Ten Tips: Tile

By Lila Edythe

Tile predates the idea of a Do It Yourself (DIY) project by many, many thousands of years. Glazed brick found at a temple in southwestern Iran has been dated to the 13th century BC. The most skilled of Mesopotamia’s tile craftsmen traveled around the Persian Empire practicing their art. It is only recently that ambitious homeowners have begun tackling tile projects themselves. “If you have access to the proper equipment, a small area of tile can be a great DIY project,” says Meghan Hanson, architect and founder of Natural Dwellings Architecture and a tile DIYer.

A week after Hanson weighed in, while standing in line at Ace Hardware, I overheard a thirty-something woman in front of me say, “It was the best and worst home project I ever did.” Even if she hadn’t gone on to specify that it was tiling that she was talking about, the grout embedded under her nails and in her hair gave it away.

Whether you’re looking for a project to do yourself or are ready to hire a tile professional, you should find inspiration in the following tips from three area designers/architects.

Kristin Fay of Trauner Fay Designs, and a member of the American Society of Interior Designers (ASID), remodeled This master bath for clients. “They wanted to stay true to the construction of their home and complement its hand-hewn reclaimed oak walls while making their master bath more modern with clean lines,” Fay says.


Photograph by Ryan Hittner

  1. A pebble-tile backsplash creates texture and adds variety while balancing the smooth features and finishes elsewhere in the room.

  2. The classic travertine tile in 24” x 24” squares grounds the room without competing against other elements, and it feels good on the feet.

  3. The shower’s straight, stacked tiles are subdued and understated, allowing the room’s more decorative tile to pop.

  4. Placing an organic tile like these pebbled ones next to an organized one like these honed travertine squares creates an interesting juxtaposition—balanced lines versus movement.

  5. Fay brought the pebble tiles from the floor to the ceiling in the shower to carry interest upward and keep it exciting. The cap of the shower usually gets “left out,” Fay says. “I like to add detail and interest on a space that is sometimes forgotten.”

  6. Want to add interest but not color? Try using textured tiles.

Designer Agnes Bourne, ASID, says, “The finishes of an exterior and interior complete the forms started by the architecture. Tile fills an important function providing decorative, durable surfaces in high-traffic areas, guarding against water and abrasion damage.” Bourne’s new Jackson home, especially the master bathroom, is a perfect example of this.


Photograph by David Agnello

  1. Wyoming consists of wide-open spaces and beautiful, verdant landscapes; textures and varied colors are authentic to that.
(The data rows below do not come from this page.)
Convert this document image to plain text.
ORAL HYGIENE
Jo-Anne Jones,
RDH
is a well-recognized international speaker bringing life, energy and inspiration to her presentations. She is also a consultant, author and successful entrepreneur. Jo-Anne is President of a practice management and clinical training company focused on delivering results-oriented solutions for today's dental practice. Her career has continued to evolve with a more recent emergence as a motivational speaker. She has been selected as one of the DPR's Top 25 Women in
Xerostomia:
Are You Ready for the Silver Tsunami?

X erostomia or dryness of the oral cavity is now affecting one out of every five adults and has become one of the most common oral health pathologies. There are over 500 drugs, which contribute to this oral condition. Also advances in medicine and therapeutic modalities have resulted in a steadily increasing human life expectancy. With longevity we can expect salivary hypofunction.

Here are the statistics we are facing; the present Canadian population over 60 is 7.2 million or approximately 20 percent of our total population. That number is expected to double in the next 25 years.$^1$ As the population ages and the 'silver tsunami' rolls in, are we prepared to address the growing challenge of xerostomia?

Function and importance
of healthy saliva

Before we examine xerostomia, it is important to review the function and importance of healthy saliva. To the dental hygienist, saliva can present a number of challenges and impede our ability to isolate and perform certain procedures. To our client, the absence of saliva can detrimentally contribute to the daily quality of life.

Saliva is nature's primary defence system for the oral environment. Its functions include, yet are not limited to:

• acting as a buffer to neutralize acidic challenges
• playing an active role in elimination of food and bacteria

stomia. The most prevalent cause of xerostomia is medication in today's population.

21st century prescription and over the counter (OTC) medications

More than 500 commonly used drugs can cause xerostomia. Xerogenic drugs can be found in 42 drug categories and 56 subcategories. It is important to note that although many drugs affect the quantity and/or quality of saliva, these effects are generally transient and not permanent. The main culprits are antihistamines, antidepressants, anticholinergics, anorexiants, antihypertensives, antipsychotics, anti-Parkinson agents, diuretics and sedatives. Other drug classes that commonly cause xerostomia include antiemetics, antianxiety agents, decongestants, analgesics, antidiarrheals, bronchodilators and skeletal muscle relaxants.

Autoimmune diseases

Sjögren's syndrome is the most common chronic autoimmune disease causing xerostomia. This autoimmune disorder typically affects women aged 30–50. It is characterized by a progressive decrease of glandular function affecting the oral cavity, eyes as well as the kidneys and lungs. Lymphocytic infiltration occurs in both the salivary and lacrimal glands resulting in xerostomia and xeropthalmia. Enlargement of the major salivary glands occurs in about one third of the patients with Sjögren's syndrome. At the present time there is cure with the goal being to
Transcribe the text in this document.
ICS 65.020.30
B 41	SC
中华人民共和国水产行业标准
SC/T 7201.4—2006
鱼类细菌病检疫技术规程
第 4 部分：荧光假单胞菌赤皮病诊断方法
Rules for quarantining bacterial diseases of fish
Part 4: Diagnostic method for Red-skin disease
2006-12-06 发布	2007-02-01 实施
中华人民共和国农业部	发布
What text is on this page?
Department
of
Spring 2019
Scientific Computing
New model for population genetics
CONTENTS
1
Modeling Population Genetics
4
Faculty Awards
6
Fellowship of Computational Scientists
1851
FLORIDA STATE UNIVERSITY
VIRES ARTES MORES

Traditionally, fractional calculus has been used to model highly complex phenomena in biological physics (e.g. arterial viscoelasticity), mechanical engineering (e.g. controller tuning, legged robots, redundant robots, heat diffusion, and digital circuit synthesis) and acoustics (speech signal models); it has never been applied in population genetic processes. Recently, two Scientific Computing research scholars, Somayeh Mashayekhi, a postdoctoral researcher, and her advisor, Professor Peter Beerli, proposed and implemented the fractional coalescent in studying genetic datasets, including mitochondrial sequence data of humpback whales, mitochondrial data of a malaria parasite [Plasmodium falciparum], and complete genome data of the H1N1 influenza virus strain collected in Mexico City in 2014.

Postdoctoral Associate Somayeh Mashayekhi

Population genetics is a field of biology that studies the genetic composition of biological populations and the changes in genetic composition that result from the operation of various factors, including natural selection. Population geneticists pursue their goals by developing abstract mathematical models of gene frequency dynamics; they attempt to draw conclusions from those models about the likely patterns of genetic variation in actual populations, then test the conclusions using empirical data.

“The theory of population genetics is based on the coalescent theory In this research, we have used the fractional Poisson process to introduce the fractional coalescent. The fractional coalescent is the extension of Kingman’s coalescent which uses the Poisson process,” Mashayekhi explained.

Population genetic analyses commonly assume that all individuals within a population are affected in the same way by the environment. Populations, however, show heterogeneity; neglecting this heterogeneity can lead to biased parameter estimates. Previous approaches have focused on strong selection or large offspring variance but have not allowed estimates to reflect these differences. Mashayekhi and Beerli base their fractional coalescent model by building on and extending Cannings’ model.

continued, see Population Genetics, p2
Heath Ceramics glaze differs from tile to tile within a single color range. Here the variation in Heath’s Heron Blue glaze provides visual depth and rhythm to an otherwise flat surface.

  2. Tile and stone combinations tell stories about natural and manufactured environments, and contrasting shapes and scale enliven the narrative and energize a room.

  3. Using cut stones native to an area’s geologic composition gives a natural connection to the outdoor environment and brings a sense of place inside a home. Various colors of pebbles offer color options for accessories such as towels and wall finishes.

  4. Natural stone like this slate can be used elsewhere—in the foyer, kitchen, and other heavy-use areas—as a functional, unifying element. When sealed, its surface and the grout lines become water- and wearproof. Install natural stone tile for maximum durability.

You’ll be hard-pressed to find a more colorful house than this Carney Logan Burke one in downtown. The heart of all of the colors—turquoise, bamboo, dark brown, aubergine, orange—are the glass subway tiles in the kitchen.

Photography by Audrey Hall

Photography by Audrey Hall

  1. Using a bold tile color can make a kitchen feel larger and give it more visual depth.

  2. A backsplash is the perfect place to play with color. Modwalls’ 3” x 6” lemongrass glass tiles pop here against neutral cabinets and counters.

  3. Look for unique places to use tile, like the exposed back of a kitchen island, but don’t go overboard. Because this kitchen’s backsplash already makes a statement, a neutral textural tile (Dune tiles by modularArts) was chosen for the island.

  4. Whether shopping at a local store or online, be sure to order sample tiles. This is especially important when using colored tiles. Place the sample in the space you plan on tiling to get an accurate idea of what it will look like.